4. Clear your entire windshield. The small 6-by-6-inch porthole you quickly scraped directly in front of the steering wheel will not allow you enough field of view to see dangers. Take the time to scrape it all off.
5. Don’t pass snowplows. For an explanation of why we will look at a statement from the Wisconsin Department of Transportation, “Snowplows have wing plow blades that can extend anywhere between 2 and 10 feet beyond the width of the truck. This wing plow blade is often not seen because of the snow cloud being kicked up by the snowplow. These wing plows can often weigh as much as a compact car.”
STAY ON THE ROAD
In the event that you spin on the ice, it is important to stay calm and avoid slamming on the brakes. Many cars are fitted with ABS (anti-lock brakes) and they do not work well on ice. They will often lock up on ice regardless of their make or design.
MAINTAIN CONTROL: If your wheels are locked and sliding, it will be difficult to regain control. Also, turn into the direction of the slide. Do so gently and with control; over-steering will simply start you spinning in the opposite direction. Once you have stopped the slide, make sure you are clear of danger and get back on your way. If you are stuck and unable to move, call for help and get back into your vehicle if it is safe to do so. Make sure the exhaust pipe is clear of snow and run the car sparingly in order to save fuel.

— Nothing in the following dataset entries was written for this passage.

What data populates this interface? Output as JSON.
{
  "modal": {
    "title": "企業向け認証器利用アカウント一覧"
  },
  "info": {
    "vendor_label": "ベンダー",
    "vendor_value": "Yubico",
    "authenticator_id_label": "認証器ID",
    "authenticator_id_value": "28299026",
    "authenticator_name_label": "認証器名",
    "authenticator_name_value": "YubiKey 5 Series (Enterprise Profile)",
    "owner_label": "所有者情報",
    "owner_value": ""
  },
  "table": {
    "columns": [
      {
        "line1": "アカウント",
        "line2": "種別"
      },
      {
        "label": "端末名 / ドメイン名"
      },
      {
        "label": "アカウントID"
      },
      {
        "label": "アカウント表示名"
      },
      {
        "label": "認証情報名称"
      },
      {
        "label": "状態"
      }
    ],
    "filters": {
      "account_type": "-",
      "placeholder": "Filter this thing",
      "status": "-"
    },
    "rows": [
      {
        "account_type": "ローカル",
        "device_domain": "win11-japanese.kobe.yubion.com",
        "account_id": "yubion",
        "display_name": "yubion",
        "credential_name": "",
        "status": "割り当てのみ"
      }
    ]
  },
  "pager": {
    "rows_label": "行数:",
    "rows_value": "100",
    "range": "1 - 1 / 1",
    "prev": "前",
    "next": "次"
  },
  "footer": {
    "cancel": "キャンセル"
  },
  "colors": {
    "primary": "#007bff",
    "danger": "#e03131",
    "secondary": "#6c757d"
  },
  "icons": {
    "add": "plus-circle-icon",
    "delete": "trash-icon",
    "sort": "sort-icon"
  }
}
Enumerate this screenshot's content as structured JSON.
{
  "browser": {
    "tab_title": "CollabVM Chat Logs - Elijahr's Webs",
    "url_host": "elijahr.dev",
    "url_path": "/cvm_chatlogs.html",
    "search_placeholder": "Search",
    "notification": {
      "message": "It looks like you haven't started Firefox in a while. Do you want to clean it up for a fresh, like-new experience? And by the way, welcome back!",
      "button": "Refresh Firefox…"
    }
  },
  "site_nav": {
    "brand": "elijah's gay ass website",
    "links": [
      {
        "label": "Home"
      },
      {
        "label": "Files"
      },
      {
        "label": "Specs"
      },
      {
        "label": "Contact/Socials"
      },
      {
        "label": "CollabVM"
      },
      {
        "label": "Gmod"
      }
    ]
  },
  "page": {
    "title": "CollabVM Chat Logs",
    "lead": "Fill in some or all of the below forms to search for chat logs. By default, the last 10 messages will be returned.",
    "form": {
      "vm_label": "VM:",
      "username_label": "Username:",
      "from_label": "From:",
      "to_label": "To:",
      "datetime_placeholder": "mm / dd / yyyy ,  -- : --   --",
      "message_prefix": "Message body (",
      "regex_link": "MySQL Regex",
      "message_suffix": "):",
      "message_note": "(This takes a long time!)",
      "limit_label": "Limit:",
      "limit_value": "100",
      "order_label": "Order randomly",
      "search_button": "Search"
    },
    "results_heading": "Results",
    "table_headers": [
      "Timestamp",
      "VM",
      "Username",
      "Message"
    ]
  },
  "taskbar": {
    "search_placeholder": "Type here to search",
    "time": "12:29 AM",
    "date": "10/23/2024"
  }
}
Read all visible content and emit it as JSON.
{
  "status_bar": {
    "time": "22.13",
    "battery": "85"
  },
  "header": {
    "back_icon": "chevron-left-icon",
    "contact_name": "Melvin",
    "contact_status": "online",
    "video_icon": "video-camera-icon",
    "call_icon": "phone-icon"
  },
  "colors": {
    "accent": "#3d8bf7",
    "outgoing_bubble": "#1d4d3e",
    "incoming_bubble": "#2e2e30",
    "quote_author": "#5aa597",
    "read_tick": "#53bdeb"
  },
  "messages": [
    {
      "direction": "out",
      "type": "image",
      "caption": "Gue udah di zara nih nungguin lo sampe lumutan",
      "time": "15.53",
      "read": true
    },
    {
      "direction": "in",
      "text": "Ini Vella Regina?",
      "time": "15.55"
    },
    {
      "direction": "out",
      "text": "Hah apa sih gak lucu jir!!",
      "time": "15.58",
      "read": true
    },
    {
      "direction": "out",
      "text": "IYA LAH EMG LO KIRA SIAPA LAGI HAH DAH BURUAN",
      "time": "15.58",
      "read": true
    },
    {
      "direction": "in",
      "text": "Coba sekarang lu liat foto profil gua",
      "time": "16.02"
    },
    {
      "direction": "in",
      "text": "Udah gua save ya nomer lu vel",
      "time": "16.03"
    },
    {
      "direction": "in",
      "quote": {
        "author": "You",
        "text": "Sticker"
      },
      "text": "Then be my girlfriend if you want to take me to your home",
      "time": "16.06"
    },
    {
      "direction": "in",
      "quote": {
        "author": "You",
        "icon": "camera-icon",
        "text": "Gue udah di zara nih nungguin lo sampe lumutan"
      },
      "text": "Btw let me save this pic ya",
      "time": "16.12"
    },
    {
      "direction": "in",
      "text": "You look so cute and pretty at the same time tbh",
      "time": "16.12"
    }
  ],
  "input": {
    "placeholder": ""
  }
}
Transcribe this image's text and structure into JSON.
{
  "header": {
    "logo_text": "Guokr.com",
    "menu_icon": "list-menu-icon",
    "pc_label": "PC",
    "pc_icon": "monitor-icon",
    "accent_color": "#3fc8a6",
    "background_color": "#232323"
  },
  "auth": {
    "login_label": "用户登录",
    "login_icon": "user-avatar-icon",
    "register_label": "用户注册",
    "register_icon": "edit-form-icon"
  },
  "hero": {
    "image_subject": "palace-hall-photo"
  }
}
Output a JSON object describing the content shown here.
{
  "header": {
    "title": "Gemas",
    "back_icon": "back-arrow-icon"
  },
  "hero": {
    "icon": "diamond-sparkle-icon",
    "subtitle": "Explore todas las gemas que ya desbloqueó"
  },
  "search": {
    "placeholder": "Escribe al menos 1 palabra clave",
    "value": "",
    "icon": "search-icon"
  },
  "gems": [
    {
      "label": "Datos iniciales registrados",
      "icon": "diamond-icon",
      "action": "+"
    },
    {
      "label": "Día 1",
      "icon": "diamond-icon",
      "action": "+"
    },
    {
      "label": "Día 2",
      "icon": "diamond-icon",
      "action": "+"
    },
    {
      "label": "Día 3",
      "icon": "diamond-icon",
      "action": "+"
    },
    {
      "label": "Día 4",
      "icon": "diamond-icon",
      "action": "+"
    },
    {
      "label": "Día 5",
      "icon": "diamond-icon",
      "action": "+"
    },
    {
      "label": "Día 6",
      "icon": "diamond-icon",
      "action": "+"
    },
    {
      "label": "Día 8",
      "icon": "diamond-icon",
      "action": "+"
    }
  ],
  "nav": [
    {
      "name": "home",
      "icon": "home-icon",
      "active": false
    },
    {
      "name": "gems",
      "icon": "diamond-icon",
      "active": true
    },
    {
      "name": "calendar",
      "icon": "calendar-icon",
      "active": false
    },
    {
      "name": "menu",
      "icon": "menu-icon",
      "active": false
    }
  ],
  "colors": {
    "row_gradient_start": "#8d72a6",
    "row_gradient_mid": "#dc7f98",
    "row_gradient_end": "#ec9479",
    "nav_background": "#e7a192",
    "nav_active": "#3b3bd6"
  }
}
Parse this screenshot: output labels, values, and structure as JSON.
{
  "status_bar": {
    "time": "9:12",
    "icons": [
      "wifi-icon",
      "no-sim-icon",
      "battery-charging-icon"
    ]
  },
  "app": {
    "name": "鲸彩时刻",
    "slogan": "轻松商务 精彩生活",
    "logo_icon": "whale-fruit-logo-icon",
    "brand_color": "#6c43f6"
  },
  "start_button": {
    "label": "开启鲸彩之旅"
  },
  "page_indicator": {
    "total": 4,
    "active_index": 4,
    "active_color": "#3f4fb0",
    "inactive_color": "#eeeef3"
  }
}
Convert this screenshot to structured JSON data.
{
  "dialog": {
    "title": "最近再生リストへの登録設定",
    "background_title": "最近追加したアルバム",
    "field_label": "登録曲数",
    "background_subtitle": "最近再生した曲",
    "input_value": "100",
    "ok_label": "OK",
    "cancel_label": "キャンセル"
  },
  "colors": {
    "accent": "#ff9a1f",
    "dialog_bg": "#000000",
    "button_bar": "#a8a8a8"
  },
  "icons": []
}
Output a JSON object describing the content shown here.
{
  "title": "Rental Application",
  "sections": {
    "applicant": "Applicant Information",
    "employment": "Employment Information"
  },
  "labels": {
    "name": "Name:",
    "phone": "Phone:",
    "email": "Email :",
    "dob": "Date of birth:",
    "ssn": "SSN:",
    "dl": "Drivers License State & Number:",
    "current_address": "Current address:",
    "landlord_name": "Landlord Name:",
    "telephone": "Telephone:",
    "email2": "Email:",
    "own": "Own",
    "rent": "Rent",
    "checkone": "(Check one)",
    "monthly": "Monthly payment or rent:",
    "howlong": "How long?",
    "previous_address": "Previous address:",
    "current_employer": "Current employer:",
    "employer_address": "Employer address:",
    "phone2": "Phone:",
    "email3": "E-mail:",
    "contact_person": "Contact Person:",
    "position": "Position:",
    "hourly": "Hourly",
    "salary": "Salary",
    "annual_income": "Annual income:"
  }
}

An obstructed exhaust pipe can lead to carbon-monoxide buildup inside the car, which can be lethal.
SAFE EXIT: In the event that you collide with an object, once again try to stay calm. Wait until any other vehicles have stopped around you before exiting your car. Evaluate the damage and call for help if necessary. If you end up flipped over in your vehicle, orient yourself then slowly release your seatbelt and exit the vehicle. This is a scenario where a seatbelt cutter/window-breaking tool is handy. These devices allow you to safely cut through a seat belt and to break car glass if needed, allowing you to escape.
PREP TO SURVIVE: Lastly, we need to mention that prevention is key. By taking care to winterize your vehicle, you can avoid a majority of the winter frustrations that people have. These include checking your tires for sufficient tread, managing your oil changes to reflect current temperatures, testing your battery and making certain your anti-freeze is at a 50/50 mix to avoid a frozen radiator. Preparation and education are the two words to remember when facing winter roads. Take your time and be extra aware. This will help avoid dangers and get you safely to your destination.